Linguistic competence is, of course, the base to become a high-level translator in any field of science, culture and knowledge in general. Preparing oneself in the linguistic area is a steady job, carried out in time, and including not only language courses and living abroad, but also a global interest in the culture of a country, in order to absorb the mind and thinking behind the development of the spoken language. Understanding the mind mechanisms leading linguistic thinking can in fact be as much important as the study of the grammar and vocabulary.
Once this expertise has been acquired – something that should be taken for granted in the case of professional translators – specialising in the different fields can have different forms, and can be based on either study or experience.
The translators qualifying nowadays on the translation of medical texts, to make translations for the pharmaceutical industry or in other scientific or technical fields, have schools, faculties and courses at their disposal.
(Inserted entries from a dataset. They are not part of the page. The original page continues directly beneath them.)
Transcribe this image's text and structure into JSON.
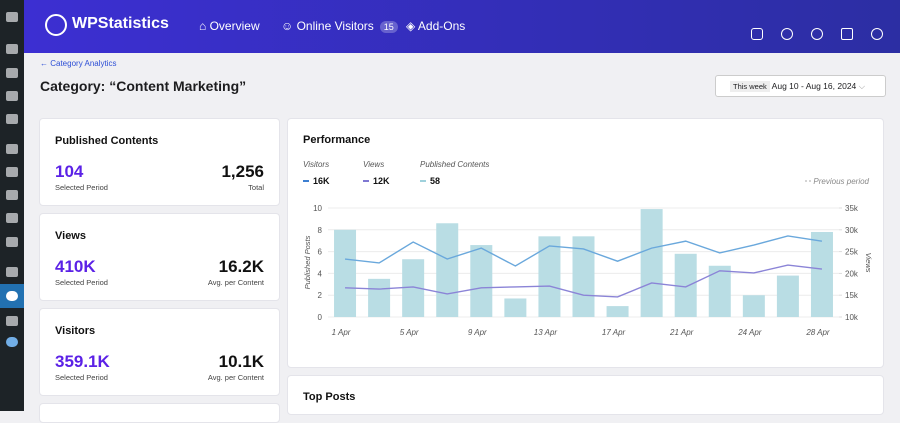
{
  "header": {
    "logo": "WPStatistics",
    "nav": [
      "Overview",
      "Online Visitors",
      "Add-Ons"
    ],
    "online_badge": "15"
  },
  "breadcrumb": "Category Analytics",
  "title": "Category: “Content Marketing”",
  "date_picker": {
    "preset": "This week",
    "range": "Aug 10 - Aug 16, 2024"
  },
  "cards": [
    {
      "title": "Published Contents",
      "left_value": "104",
      "left_label": "Selected Period",
      "right_value": "1,256",
      "right_label": "Total"
    },
    {
      "title": "Views",
      "left_value": "410K",
      "left_label": "Selected Period",
      "right_value": "16.2K",
      "right_label": "Avg. per Content"
    },
    {
      "title": "Visitors",
      "left_value": "359.1K",
      "left_label": "Selected Period",
      "right_value": "10.1K",
      "right_label": "Avg. per Content"
    }
  ],
  "top_posts_title": "Top Posts",
  "chart_data": {
    "type": "bar",
    "title": "Performance",
    "categories": [
      "1 Apr",
      null,
      "5 Apr",
      null,
      "9 Apr",
      null,
      "13 Apr",
      null,
      "17 Apr",
      null,
      "21 Apr",
      null,
      "24 Apr",
      null,
      "28 Apr"
    ],
    "series": [
      {
        "name": "Visitors",
        "type": "line",
        "axis": "y2",
        "color": "#6aa8dc",
        "legend_color": "#3d7fd1",
        "summary": "16K",
        "values": [
          23300,
          22400,
          27200,
          23300,
          25800,
          21700,
          26300,
          25600,
          22800,
          25800,
          27400,
          24700,
          26500,
          28600,
          27400
        ]
      },
      {
        "name": "Views",
        "type": "line",
        "axis": "y2",
        "color": "#8b84d7",
        "legend_color": "#7f78d2",
        "summary": "12K",
        "values": [
          16700,
          16400,
          16900,
          15300,
          16700,
          16900,
          17100,
          15000,
          14600,
          17800,
          16900,
          20600,
          20100,
          21900,
          21000
        ]
      },
      {
        "name": "Published Contents",
        "type": "bar",
        "color": "#b9dde4",
        "legend_color": "#9fd1dc",
        "summary": "58",
        "values": [
          8,
          3.5,
          5.3,
          8.6,
          6.6,
          1.7,
          7.4,
          7.4,
          1,
          9.9,
          5.8,
          4.7,
          2,
          3.8,
          7.8
        ]
      }
    ],
    "ylabel": "Published Posts",
    "y2label": "Views",
    "previous_period": "Previous period",
    "ylim": [
      0,
      10
    ],
    "yticks": [
      0,
      2,
      4,
      6,
      8,
      10
    ],
    "y2lim": [
      10000,
      35000
    ],
    "y2ticks": [
      {
        "value": 10000,
        "label": "10k"
      },
      {
        "value": 15000,
        "label": "15k"
      },
      {
        "value": 20000,
        "label": "20k"
      },
      {
        "value": 25000,
        "label": "25k"
      },
      {
        "value": 30000,
        "label": "30k"
      },
      {
        "value": 35000,
        "label": "35k"
      }
    ],
    "grid": true
  }
}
These make available methods as well as supporting tools like the CAT tools and translation memories, specialised dictionaries, multi-language databases, often referring to public authorities.
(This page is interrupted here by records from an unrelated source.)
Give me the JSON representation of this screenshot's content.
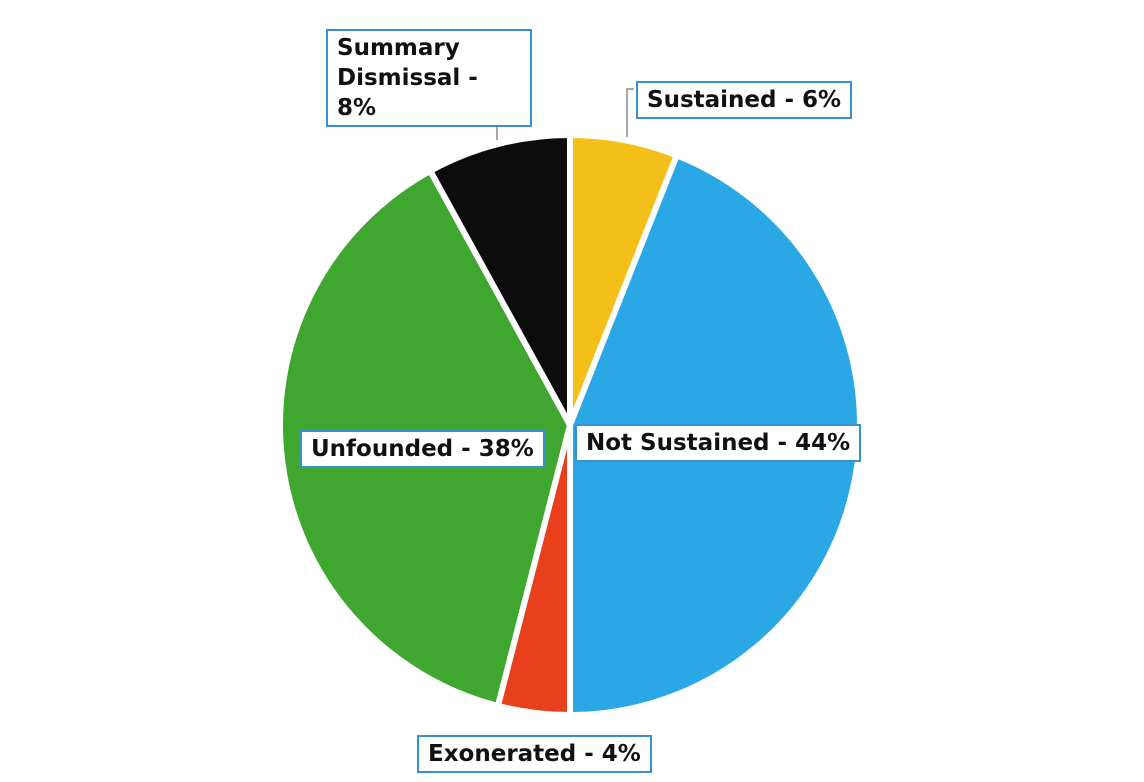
{
  "chart_data": {
    "type": "pie",
    "title": "",
    "slices": [
      {
        "label": "Sustained - 6%",
        "value": 6,
        "color": "#f5bf1a"
      },
      {
        "label": "Not Sustained - 44%",
        "value": 44,
        "color": "#2aa8e6"
      },
      {
        "label": "Exonerated - 4%",
        "value": 4,
        "color": "#e8401c"
      },
      {
        "label": "Unfounded - 38%",
        "value": 38,
        "color": "#3fa62f"
      },
      {
        "label": "Summary Dismissal - 8%",
        "value": 8,
        "color": "#0c0c0c"
      }
    ],
    "start_angle_deg": 0,
    "direction": "clockwise",
    "legend": "none",
    "slice_border_color": "#ffffff",
    "label_border_color": "#3a8fd0",
    "leader_line_color": "#888888"
  }
}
The future medical and scientific translator can therefore be trained “on the field” as early as during their studies, learning to exploit every channel to be available when they start working as medical translator: the English-Italian combination is of course the most looked for, as English the most used language in science.
However, it is not rare that a medical translations agency requires the opposite, not only for technical and scientific texts, but also for official documentation, legal translations, or for the so-called “service translation”, required to exchange information with clients and take the required official and regulatory actions. And if finding a translator from Italian into English was difficult in the past, compared to the availability of an English to Italian medical translator, now that the market of medical translation has moved online, there are no limits to the linguistic combinations available for the drug industry professionals.
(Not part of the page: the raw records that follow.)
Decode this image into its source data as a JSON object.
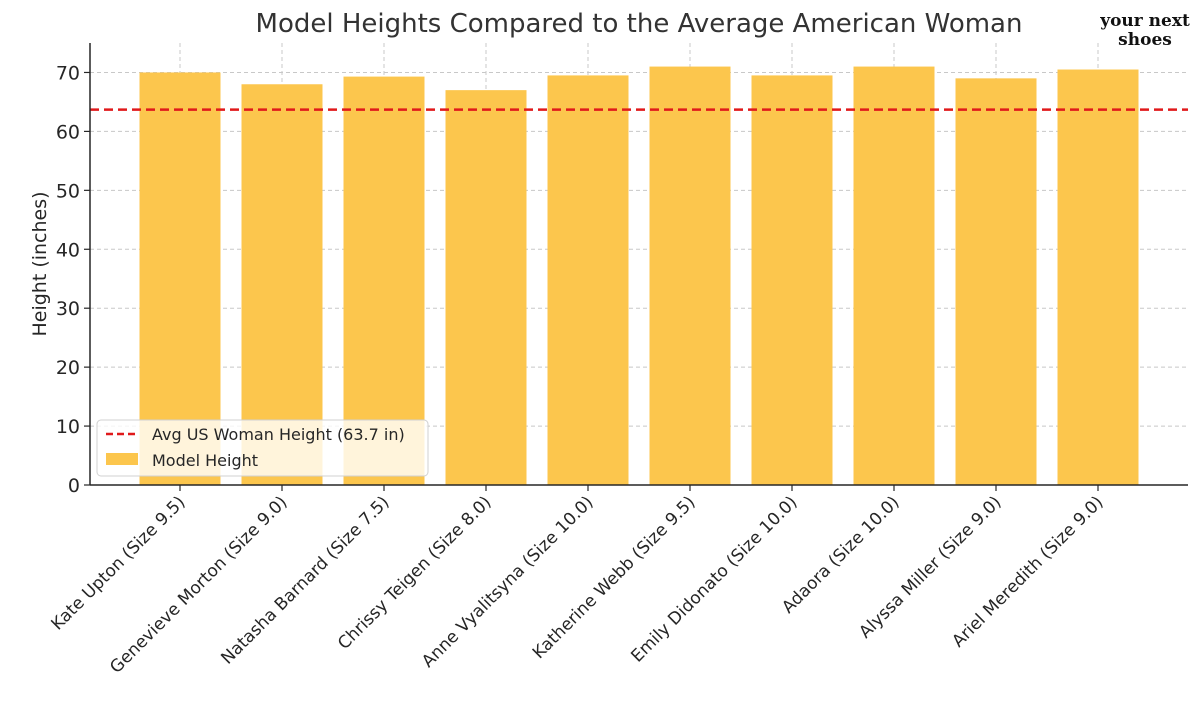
{
  "watermark": {
    "line1": "your next",
    "line2": "shoes"
  },
  "chart_data": {
    "type": "bar",
    "title": "Model Heights Compared to the Average American Woman",
    "xlabel": "",
    "ylabel": "Height (inches)",
    "ylim": [
      0,
      75
    ],
    "yticks": [
      0,
      10,
      20,
      30,
      40,
      50,
      60,
      70
    ],
    "grid": true,
    "legend_position": "lower-left",
    "categories": [
      "Kate Upton (Size 9.5)",
      "Genevieve Morton (Size 9.0)",
      "Natasha Barnard (Size 7.5)",
      "Chrissy Teigen (Size 8.0)",
      "Anne Vyalitsyna (Size 10.0)",
      "Katherine Webb (Size 9.5)",
      "Emily Didonato (Size 10.0)",
      "Adaora (Size 10.0)",
      "Alyssa Miller (Size 9.0)",
      "Ariel Meredith (Size 9.0)"
    ],
    "series": [
      {
        "name": "Model Height",
        "color": "#FCC64D",
        "values": [
          70,
          68,
          69.3,
          67,
          69.5,
          71,
          69.5,
          71,
          69,
          70.5
        ]
      }
    ],
    "reference_line": {
      "name": "Avg US Woman Height (63.7 in)",
      "value": 63.7,
      "color": "#E0191B",
      "style": "dashed"
    }
  }
}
In the past, most professionals were trained in languages mostly through literature and learned the profession of scientific translator directly working on the texts; else, they often were health professionals that added a good knowledge of foreign languages, acquired via different experiences, to their expertise in science and medicines.
These two training paths, now joint in the praxis of medical and scientific translation, are both valid and can mutually complete themselves in terms of culture, tools and experience.
For both these figures, the web is now an essential starting point, not only as information tank and reference documents (a huge virtual library where it is possible to consult a great bulk of data and compare a wide range of texts), but also as users base where to find job offers and proposals of cooperation with translation agencies, specialised consultants and companies in the sector.
Thanks to the web, to new available tools, and to a more quality-centred regulations, the profession of the translator cannot be improvised anymore, has a new acknowledged dignity and follows well-defined training and working paths leaving no room to chance. Regulatory affairs consultants know it well, being now able to meet the translation needs of clients more and more oriented to international markets by recruiting highly qualified staff.